I have just determined that one way to map one of my algorithms onto CUDA is to comptute a lot of results in a matrix, where each matrix element is computed by a thread. Each row in the matrix consists of the threads in one block. I do not actually allocate a matrix, since I can use memory local to each thread to hold this element.

This is only surprising because the usual serial form of this algorithm has no such matrix, but seems a completely normal way to use CUDA.

Now I want to know which rows (i.e. blocks) have all their matrix element equal to zero. (A slightly different formulation would be that I only need to know if there is any row where all the matrix elements are equal to zero).

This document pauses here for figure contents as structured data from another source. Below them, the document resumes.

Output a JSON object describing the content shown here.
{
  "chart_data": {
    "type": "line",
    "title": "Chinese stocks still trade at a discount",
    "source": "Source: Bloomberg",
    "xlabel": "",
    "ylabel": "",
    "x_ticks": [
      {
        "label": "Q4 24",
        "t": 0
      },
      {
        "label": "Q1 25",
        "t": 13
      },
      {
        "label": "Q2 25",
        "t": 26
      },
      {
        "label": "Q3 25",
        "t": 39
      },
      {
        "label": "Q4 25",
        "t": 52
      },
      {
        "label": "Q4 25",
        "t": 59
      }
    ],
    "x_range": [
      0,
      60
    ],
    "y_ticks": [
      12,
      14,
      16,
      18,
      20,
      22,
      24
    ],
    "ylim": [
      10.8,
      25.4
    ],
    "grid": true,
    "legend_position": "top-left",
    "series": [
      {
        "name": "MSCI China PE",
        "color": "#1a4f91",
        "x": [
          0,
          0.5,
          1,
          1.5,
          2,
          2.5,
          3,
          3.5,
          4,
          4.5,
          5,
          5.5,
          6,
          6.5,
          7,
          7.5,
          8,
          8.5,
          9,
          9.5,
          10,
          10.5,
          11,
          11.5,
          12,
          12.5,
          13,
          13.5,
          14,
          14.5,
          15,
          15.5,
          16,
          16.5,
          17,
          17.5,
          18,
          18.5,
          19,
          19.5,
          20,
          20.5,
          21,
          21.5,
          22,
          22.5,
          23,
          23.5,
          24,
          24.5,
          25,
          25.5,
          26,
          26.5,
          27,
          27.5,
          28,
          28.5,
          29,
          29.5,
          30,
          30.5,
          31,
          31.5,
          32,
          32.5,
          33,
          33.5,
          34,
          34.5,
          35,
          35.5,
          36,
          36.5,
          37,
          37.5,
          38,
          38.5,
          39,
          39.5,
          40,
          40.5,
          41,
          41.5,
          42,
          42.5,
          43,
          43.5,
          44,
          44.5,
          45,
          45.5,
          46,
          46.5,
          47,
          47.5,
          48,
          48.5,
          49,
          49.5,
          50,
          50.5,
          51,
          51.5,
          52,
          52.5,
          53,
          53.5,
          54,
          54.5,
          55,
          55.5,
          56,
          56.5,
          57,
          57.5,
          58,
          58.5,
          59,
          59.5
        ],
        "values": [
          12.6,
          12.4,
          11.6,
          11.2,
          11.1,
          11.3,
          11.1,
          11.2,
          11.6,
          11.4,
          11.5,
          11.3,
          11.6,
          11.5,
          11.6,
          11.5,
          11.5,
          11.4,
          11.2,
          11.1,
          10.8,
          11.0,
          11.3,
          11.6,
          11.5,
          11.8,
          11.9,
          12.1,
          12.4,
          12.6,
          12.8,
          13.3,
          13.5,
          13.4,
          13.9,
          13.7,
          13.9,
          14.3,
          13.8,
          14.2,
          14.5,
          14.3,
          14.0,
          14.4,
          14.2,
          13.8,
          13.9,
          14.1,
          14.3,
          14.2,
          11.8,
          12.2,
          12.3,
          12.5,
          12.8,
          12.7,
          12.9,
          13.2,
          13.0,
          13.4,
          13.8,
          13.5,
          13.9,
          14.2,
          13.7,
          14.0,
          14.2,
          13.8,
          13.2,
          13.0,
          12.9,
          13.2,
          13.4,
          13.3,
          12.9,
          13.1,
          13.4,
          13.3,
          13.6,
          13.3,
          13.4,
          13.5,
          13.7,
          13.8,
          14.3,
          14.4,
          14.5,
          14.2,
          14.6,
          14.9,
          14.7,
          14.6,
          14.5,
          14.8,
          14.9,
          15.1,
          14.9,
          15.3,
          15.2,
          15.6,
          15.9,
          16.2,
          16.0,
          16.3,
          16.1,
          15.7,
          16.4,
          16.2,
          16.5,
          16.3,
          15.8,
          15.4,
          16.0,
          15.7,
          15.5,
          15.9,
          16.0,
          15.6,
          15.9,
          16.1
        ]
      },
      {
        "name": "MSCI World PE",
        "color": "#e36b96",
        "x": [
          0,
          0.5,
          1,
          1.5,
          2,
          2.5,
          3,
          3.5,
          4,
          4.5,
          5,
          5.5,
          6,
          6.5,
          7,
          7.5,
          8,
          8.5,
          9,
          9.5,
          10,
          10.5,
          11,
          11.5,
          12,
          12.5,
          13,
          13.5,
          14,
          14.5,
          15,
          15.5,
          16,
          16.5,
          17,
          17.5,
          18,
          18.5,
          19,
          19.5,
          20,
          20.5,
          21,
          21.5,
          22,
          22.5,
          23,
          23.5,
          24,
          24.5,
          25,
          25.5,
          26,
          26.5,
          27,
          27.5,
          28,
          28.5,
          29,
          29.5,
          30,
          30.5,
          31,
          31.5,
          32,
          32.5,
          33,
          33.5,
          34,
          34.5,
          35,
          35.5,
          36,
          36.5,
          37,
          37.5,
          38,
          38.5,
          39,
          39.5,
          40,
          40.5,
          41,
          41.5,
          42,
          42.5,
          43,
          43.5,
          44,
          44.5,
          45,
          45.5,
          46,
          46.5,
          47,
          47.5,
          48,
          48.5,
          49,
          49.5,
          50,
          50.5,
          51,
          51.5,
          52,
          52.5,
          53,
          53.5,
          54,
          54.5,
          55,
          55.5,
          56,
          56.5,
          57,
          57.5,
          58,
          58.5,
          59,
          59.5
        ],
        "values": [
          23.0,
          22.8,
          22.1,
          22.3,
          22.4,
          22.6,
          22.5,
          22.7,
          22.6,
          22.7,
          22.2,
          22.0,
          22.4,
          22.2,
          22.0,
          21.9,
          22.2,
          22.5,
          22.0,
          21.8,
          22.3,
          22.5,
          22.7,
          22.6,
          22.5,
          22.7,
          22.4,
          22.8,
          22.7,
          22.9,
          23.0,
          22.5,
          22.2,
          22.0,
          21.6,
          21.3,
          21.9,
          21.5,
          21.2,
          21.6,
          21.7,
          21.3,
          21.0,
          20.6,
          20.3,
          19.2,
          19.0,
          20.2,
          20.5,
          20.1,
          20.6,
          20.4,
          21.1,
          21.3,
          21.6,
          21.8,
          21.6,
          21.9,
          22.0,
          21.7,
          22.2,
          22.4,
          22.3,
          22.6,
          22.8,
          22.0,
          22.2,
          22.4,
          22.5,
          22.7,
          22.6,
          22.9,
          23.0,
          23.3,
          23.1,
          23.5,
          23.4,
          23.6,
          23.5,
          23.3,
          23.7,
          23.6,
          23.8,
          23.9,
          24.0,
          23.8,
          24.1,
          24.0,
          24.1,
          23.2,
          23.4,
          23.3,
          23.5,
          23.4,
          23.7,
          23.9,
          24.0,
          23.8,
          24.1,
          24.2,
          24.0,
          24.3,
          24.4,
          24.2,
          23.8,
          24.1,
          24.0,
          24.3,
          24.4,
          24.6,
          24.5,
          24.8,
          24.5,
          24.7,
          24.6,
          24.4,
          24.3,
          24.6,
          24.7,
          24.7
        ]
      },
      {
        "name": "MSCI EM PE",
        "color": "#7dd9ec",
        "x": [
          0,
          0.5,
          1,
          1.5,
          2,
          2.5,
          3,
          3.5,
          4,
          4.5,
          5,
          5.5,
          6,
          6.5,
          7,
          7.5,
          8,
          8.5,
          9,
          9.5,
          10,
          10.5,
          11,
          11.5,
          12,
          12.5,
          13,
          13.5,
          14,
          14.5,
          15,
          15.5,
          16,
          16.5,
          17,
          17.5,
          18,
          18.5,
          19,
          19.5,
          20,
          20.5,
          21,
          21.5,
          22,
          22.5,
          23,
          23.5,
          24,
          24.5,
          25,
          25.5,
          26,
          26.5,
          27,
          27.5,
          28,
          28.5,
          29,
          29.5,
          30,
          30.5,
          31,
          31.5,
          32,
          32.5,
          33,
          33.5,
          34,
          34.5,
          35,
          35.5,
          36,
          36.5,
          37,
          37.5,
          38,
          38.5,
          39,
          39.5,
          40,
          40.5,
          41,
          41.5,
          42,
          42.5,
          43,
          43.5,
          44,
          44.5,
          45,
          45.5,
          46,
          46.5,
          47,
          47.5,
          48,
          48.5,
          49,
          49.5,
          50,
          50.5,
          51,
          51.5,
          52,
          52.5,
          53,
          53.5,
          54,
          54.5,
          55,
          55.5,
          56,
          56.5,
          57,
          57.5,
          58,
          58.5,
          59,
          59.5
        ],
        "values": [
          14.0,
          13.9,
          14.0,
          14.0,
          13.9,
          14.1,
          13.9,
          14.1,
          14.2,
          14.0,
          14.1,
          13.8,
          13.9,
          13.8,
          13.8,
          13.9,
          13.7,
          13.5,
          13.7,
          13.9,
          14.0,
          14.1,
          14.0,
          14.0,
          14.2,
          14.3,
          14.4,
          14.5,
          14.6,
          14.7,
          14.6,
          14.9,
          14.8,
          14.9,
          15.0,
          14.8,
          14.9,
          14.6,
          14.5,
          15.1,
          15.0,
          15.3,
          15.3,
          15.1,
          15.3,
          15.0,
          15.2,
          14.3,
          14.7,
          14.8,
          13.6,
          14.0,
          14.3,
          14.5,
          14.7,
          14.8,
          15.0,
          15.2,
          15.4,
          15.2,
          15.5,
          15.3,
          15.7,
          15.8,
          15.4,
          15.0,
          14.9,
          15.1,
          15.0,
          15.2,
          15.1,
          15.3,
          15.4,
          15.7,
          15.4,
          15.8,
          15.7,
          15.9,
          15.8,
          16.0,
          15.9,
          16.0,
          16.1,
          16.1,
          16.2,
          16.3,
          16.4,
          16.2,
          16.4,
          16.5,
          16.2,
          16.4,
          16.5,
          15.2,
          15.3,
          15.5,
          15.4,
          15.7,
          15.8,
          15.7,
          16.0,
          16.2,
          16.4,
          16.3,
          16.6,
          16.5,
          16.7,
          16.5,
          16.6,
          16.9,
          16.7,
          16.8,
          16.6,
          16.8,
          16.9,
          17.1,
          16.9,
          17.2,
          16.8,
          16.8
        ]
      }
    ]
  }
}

Obviously, I could have actually allocated a big matrix for all these results, and then set a thread to go through each row, which means I will find out if there are any “all zero” rows pretty quickly, but it does require using more memory, and computing these elements will be faster than passing over a row. So I will give up a time factor of two or more likely worse. Allocating the big matrix will at least double the memory used in this algorithm, but if the algorithm is fast enough, possible worse (the faster this can go, problems with longer rows will be attempted; everthing else in the problem is O(1) space with respect to row length.

If there was a block vote, or if I could map blocks to warps (does one get to do that?) then warp vote, such as all(x == 0), would presumably be faster.